Date légale de remise en route du chauffage : quelle est la règle ?

Dans les immeubles disposant de chauffage collectif, une date de remise en route des radiateurs doit être définie. La règle en la matière peut paraître surprenante. Explications.

Chaque année, en automne, la question se pose : quand est remis en route le chauffage dans les immeubles où celui-ci est collectif ? Deux dates sont toujours mises en avant : le 15 octobre pour l'allumage des chaudières et le 15 avril pour son arrêt.

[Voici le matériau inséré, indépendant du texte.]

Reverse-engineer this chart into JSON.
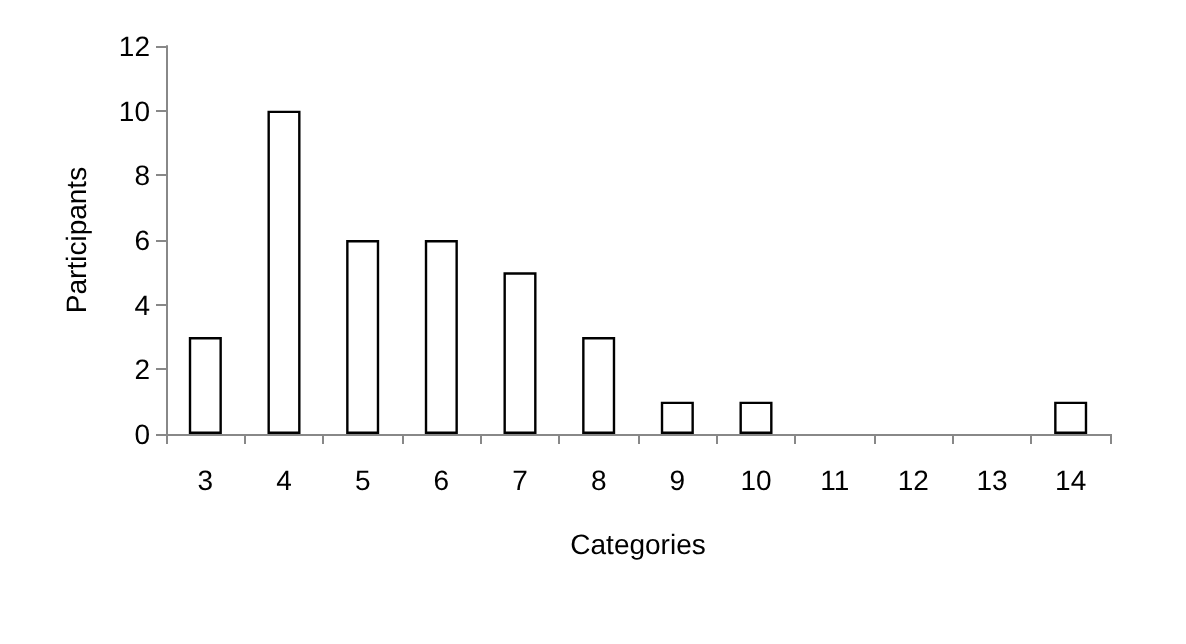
{
  "chart_data": {
    "type": "bar",
    "xlabel": "Categories",
    "ylabel": "Participants",
    "categories": [
      "3",
      "4",
      "5",
      "6",
      "7",
      "8",
      "9",
      "10",
      "11",
      "12",
      "13",
      "14"
    ],
    "values": [
      3,
      10,
      6,
      6,
      5,
      3,
      1,
      1,
      0,
      0,
      0,
      1
    ],
    "color": "#ffffff",
    "ylim": [
      0,
      12
    ],
    "yticks": [
      0,
      2,
      4,
      6,
      8,
      10,
      12
    ],
    "grid": false
  }
}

En réalité, ces dates ne dépendent d'aucun texte de loi, il n'y donc pas de période légale de mise en marche du chauffage collectif. Et pourtant, la date du 15 octobre est retenue par tous les immeubles reliés au réseau de chauffage urbain.

Concrètement, c'est le syndic de copropriété et le producteur qui établissent pour leur structure ces dates de mis en route et d'arrêt et fixent la période contractuellement. Si le contrat le permet - il faut bien s'en assurer -, il est possible de modifier les dates, notamment pour rallumer les radiateurs plus tôt lorsque le début du mois d'octobre est frais. Les habitants de l'immeuble doivent alors se manifester auprès des représentants du conseil syndical. Si ces derniers estiment que la demande est suffisamment motivée et qu'elle est partagée par suffisamment de personnes, le syndic est saisi pour une requête auprès du chauffagiste.

Si le conseil syndical refuse de prendre en compte les demandes formulées car jugées illégitimes, il n'y a pas de recours. Les habitants devront s'équiper d'un chauffage personnel ou d'appoint s'ils estiment qu'ils en ont besoin. A noter que si le contrat de copropriété ne permet pas de moduler la période de mise en route des chaudières, là encore, il n'y a pas de solution et aucune requête ne sera prise en compte, la copropriété ne pouvant souvent pas se permettre des tarifs non négociés plus en amont avec le chauffagiste.